I have concerns about this chunk of code:

  theCollective()->scatter<GreedyLBTypes::ObjIDType,recvObjsHan>(
    max_bytes*load.size(),max_bytes,nullptr,[&](NodeType node, void* ptr){
      auto ptr_out = reinterpret_cast<GreedyLBTypes::ObjIDType*>(ptr);
      auto const& proc = node_transfer[node];
      auto const& rec_size = proc.size();
      ptr_out->id = rec_size;
      for (size_t i = 0; i < rec_size; i++) {
        *(ptr_out + i + 1) = proc[i];
      }
    }
  );

I'm concerned that I may have borked GreedyLB when I removed temporary IDs from the load balancers. Can @lifflander or @PhilMiller take a look and let me know how they think this was supposed to work?
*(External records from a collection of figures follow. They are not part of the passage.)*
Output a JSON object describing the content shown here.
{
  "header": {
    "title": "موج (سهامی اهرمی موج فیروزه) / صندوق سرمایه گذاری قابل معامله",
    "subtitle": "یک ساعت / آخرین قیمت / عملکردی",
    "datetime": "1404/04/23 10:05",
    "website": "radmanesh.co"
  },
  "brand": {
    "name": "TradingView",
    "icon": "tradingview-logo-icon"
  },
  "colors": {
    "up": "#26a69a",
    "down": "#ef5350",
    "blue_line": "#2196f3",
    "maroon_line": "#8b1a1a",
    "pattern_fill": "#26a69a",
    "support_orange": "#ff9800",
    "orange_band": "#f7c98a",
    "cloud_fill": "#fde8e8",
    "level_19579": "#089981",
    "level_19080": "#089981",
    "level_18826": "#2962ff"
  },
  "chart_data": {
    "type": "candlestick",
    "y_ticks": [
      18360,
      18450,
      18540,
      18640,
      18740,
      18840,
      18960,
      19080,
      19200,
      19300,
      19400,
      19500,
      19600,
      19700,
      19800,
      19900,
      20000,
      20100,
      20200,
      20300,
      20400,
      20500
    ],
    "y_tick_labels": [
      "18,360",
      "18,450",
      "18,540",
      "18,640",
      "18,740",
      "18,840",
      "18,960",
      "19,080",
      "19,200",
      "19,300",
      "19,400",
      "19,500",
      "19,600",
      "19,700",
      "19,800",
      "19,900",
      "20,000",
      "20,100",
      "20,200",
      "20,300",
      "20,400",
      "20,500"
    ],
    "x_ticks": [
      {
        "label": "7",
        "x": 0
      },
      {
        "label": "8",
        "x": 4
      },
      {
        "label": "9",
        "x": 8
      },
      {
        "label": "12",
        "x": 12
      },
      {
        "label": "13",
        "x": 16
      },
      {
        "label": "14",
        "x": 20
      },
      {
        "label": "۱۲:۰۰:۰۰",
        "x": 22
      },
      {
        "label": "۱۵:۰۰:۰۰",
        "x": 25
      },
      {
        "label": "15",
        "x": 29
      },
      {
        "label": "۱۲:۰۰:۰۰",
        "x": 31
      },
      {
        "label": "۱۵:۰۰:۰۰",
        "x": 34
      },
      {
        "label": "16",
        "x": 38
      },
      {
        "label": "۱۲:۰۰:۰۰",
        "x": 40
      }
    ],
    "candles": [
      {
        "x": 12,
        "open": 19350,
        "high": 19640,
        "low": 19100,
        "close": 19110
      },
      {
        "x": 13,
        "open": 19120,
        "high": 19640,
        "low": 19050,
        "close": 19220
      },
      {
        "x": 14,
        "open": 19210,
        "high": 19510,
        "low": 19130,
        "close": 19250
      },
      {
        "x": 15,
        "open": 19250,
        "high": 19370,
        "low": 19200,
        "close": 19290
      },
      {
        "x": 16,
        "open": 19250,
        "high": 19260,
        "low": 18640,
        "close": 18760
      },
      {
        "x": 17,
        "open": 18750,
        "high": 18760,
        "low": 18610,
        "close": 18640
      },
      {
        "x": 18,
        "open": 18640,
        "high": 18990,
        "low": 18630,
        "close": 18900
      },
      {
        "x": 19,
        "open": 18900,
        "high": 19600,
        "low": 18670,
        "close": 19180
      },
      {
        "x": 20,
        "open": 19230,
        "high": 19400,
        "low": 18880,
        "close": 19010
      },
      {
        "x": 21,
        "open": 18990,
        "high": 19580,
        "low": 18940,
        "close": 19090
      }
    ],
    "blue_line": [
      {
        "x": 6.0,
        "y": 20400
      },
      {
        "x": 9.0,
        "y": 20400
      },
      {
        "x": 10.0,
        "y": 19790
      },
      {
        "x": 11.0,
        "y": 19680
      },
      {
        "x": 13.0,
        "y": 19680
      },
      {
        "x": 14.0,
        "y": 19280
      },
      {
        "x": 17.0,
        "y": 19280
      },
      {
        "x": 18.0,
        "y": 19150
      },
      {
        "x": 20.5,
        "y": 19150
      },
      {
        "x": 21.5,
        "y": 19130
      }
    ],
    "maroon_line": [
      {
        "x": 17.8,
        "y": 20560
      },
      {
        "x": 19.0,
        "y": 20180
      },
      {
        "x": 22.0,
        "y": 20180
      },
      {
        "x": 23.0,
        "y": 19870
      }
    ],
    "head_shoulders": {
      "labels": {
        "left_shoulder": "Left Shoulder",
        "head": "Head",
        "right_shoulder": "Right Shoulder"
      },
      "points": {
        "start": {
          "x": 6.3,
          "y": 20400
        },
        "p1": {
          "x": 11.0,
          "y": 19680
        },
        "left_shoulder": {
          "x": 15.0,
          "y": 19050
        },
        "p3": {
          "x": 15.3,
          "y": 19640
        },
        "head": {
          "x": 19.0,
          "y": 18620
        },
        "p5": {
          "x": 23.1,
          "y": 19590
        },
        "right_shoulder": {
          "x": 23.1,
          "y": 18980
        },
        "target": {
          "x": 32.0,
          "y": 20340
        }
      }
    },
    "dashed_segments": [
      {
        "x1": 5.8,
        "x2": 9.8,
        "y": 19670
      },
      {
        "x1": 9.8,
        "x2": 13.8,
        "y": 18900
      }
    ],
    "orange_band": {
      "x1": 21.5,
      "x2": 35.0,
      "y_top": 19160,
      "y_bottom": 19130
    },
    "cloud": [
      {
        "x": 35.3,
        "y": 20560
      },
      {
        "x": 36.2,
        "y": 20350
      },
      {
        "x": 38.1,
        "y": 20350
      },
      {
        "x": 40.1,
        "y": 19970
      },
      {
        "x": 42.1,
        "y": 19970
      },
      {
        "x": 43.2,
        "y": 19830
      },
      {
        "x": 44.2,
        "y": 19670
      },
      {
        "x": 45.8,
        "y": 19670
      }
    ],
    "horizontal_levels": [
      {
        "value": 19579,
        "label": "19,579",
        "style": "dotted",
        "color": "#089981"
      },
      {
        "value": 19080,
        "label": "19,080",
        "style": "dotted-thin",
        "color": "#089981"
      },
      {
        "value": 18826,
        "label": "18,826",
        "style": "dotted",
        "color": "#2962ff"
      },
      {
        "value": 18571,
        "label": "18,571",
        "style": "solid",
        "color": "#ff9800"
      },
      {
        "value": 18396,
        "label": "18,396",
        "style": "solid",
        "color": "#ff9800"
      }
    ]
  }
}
nlslatt commented 3 years ago

I have concerns about this chunk of code:

  theCollective()->scatter<GreedyLBTypes::ObjIDType,recvObjsHan>(
    max_bytes*load.size(),max_bytes,nullptr,[&](NodeType node, void* ptr){
      auto ptr_out = reinterpret_cast<GreedyLBTypes::ObjIDType*>(ptr);
      auto const& proc = node_transfer[node];
      auto const& rec_size = proc.size();
      ptr_out->id = rec_size;
      for (size_t i = 0; i < rec_size; i++) {
        *(ptr_out + i + 1) = proc[i];
      }
    }
  );

I'm concerned that I may have borked GreedyLB when I removed temporary IDs from the load balancers. Can @lifflander or @PhilMiller take a look and let me know how they think this was supposed to work?

@lifflander and I discussed this and decided this chunk of code is correct.

nlslatt commented 3 years ago

This is a lot more difficult to reproduce on my Mac than I expected given how frequently I feel like it shows up on CI. It shows up for me on Mac best with 4 ranks. Maybe it would show up more frequently in Docker. You can run only this GreedyLB test by running something like below, but I recommend redirecting the output to file.

mpiexec -n 4 ./tests/collection_extended --gtest_filter=*/TestLoadBalancer.test_load_balancer_keep_last_elm/4 --gtest_repeat=1000
lifflander commented 3 years ago

@nlslatt I actually just commented out the other LBs to get it to reproduce easily, but I should have thought of that.

lifflander commented 3 years ago

So I've enabled address sanitizer and it comes out clean even when it fails.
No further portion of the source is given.